Le nostre avversarie lottano su ogni pallone per poi ripartire in maniera imprecisa. I nostri rispondono con
attacchi confusi e disordinati, senza mai pungere. Solo nei minuti finali, Roby prova a rimescolare le carte ed una reazione, seppur tardiva, si vede. La volontà di vincere anche il terzo tempo diventa evidente, ma ormai
ogni schema è saltato e si va all’arrembaggio dell’area valdostana. Ormai le nostre avversarie si lanciano
come kamikaze su ogni pallone e le loro entrate sono più maschili, che femminili, tanto che su una bella ripartenza, Jack anticipa il portiere di casa, ma viene travolto dallo stesso e resta dolorante a terra, mentre la palla, dopo un rimpallo, finisce in rete. La botta dev’essere stata violenta per abbattere il nostro Jack che, in lacrime, viene aiutato ad uscire dal campo. Ciò che capita dopo è incomprensibile. Il gol non è convalidato ed il gioco riprende senza che venga assegnata nemmeno una punizione a favore dell’Atletico. I nostri mister non accennano alcuna protesta sia perché preoccupati delle condizioni di Jack, sia per non alimentare discussioni con l’allenatore avversario, il quale già in passato aveva dato prova di avere un carattere polemico. Il gioco riprende e sembra che Matteo abbia sul destro il colpo del KO, servito su un piatto d’argento da Fili, ma il nostro si fa ipnotizzare dal portiere. Proprio prima del fischio finale andiamo all’arrembaggio con tiri a ripetizione che impegnano severamente la retroguardia
avversaria costringendo il portiere ad interventi miracolosi e i difensori ad immolarsi a protezione della propria rete, ma la palla non ne vuole sapere di entrare e l’ultimo tempo finisce incredibilmente sullo 0 a 0.

L’ANGOLO DEI PAPA’
La trasferta di Aosta lascia in bocca a giocatori e pubblico un sapore dolce ed amaro. L’Atletico ha affrontato la gara col freno a mano tirato senza riuscire a trovare il giusto equilibrio tra rispetto dell’avversario e sano agonismo. Quando squadra e mister si sono resi conto che si sarebbe anche potuto verificare l’impensabile, cioè non riuscire a segnare nel terzo tempo, ormai era troppo tardi. La nostra indecisione ha dato forza alla squadra di casa che ha letteralmente raddoppiato gli sforzi per difendere un risultato che per loro ha un valore simbolico notevole: mantenere la rete inviolata per un tempo contro la prima in classifica. Onore alle ragazze valdostane per l’impegno profuso, contro i nostri piccoli ‘gentlemen’… La prossima partita, però, niente distrazioni. E’ l’ultima e bisognerà
essere tutto tranne che indecisi o troppo galanti per non compromettere il primato in classifica.

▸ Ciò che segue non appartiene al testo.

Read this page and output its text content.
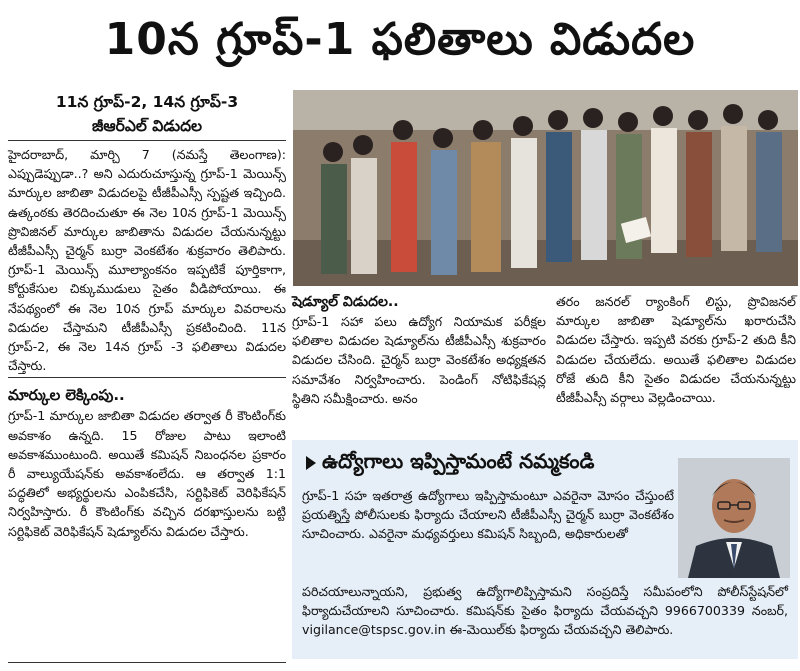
10న గ్రూప్-1 ఫలితాలు విడుదల
11న గ్రూప్-2, 14న గ్రూప్-3
జీఆర్ఎల్ విడుదల
హైదరాబాద్, మార్చి 7 (నమస్తే తెలంగాణ): ఎప్పుడెప్పుడా..? అని ఎదురుచూస్తున్న గ్రూప్-1 మెయిన్స్ మార్కుల జాబితా విడుదలపై టీజీపీఎస్సీ స్పష్టత ఇచ్చింది. ఉత్కంఠకు తెరదించుతూ ఈ నెల 10న గ్రూప్-1 మెయిన్స్ ప్రొవిజినల్ మార్కుల జాబితాను విడుదల చేయనున్నట్టు టీజీపీఎస్సీ చైర్మన్ బుర్రా వెంకటేశం శుక్రవారం తెలిపారు. గ్రూప్-1 మెయిన్స్ మూల్యాంకనం ఇప్పటికే పూర్తికాగా, కోర్టుకేసుల చిక్కుముడులు సైతం వీడిపోయాయి. ఈ నేపథ్యంలో ఈ నెల 10న గ్రూప్ మార్కుల వివరాలను విడుదల చేస్తామని టీజీపీఎస్సీ ప్రకటించింది. 11న గ్రూప్-2, ఈ నెల 14న గ్రూప్ -3 ఫలితాలు విడుదల చేస్తారు.
మార్కుల లెక్కింపు..
గ్రూప్-1 మార్కుల జాబితా విడుదల తర్వాత రీ కౌంటింగ్‌కు అవకాశం ఉన్నది. 15 రోజుల పాటు ఇలాంటి అవకాశముంటుంది. అయితే కమిషన్ నిబంధనల ప్రకారం రీ వాల్యుయేషన్‌కు అవకాశంలేదు. ఆ తర్వాత 1:1 పద్ధతిలో అభ్యర్థులను ఎంపికచేసి, సర్టిఫికెట్ వెరిఫికేషన్ నిర్వహిస్తారు. రీ కౌంటింగ్‌కు వచ్చిన దరఖాస్తులను బట్టి సర్టిఫికెట్ వెరిఫికేషన్ షెడ్యూల్‌ను విడుదల చేస్తారు.
షెడ్యూల్ విడుదల..
గ్రూప్-1 సహా పలు ఉద్యోగ నియామక పరీక్షల ఫలితాల విడుదల షెడ్యూల్‌ను టీజీపీఎస్సీ శుక్రవారం విడుదల చేసింది. చైర్మన్ బుర్రా వెంకటేశం అధ్యక్షతన సమావేశం నిర్వహించారు. పెండింగ్ నోటిఫికేషన్ల స్థితిని సమీక్షించారు. అనం
తరం జనరల్ ర్యాంకింగ్ లిస్టు, ప్రొవిజనల్ మార్కుల జాబితా షెడ్యూల్‌ను ఖరారుచేసి విడుదల చేస్తారు. ఇప్పటి వరకు గ్రూప్-2 తుది కీని విడుదల చేయలేదు. అయితే ఫలితాల విడుదల రోజే తుది కీని సైతం విడుదల చేయనున్నట్టు టీజీపీఎస్సీ వర్గాలు వెల్లడించాయి.
ఉద్యోగాలు ఇప్పిస్తామంటే నమ్మకండి
గ్రూప్-1 సహ ఇతరాత్ర ఉద్యోగాలు ఇప్పిస్తామంటూ ఎవరైనా మోసం చేస్తుంటే ప్రయత్నిస్తే పోలీసులకు ఫిర్యాదు చేయాలని టీజీపీఎస్సీ చైర్మన్ బుర్రా వెంకటేశం సూచించారు. ఎవరైనా మధ్యవర్తులు కమిషన్ సిబ్బంది, అధికారులతో
పరిచయాలున్నాయని, ప్రభుత్వ ఉద్యోగాలిప్పిస్తామని సంప్రదిస్తే సమీపంలోని పోలీస్‌స్టేషన్‌లో ఫిర్యాదుచేయాలని సూచించారు. కమిషన్‌కు సైతం ఫిర్యాదు చేయవచ్చని 9966700339 నంబర్, vigilance@tspsc.gov.in ఈ-మెయిల్‌కు ఫిర్యాదు చేయవచ్చని తెలిపారు.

Genitori e figli si sono comunque più che consolati per la vittoria ‘quasi’ perfetta, andando a festeggiare in una piola valdostana, dove sono state ristabilite le gerarchie fra i veri valori della vita. Alcuni papà un po’ brilli a fine serata possono testimoniarlo! Meno male che stavolta avevamo chi guidava al posto nostro!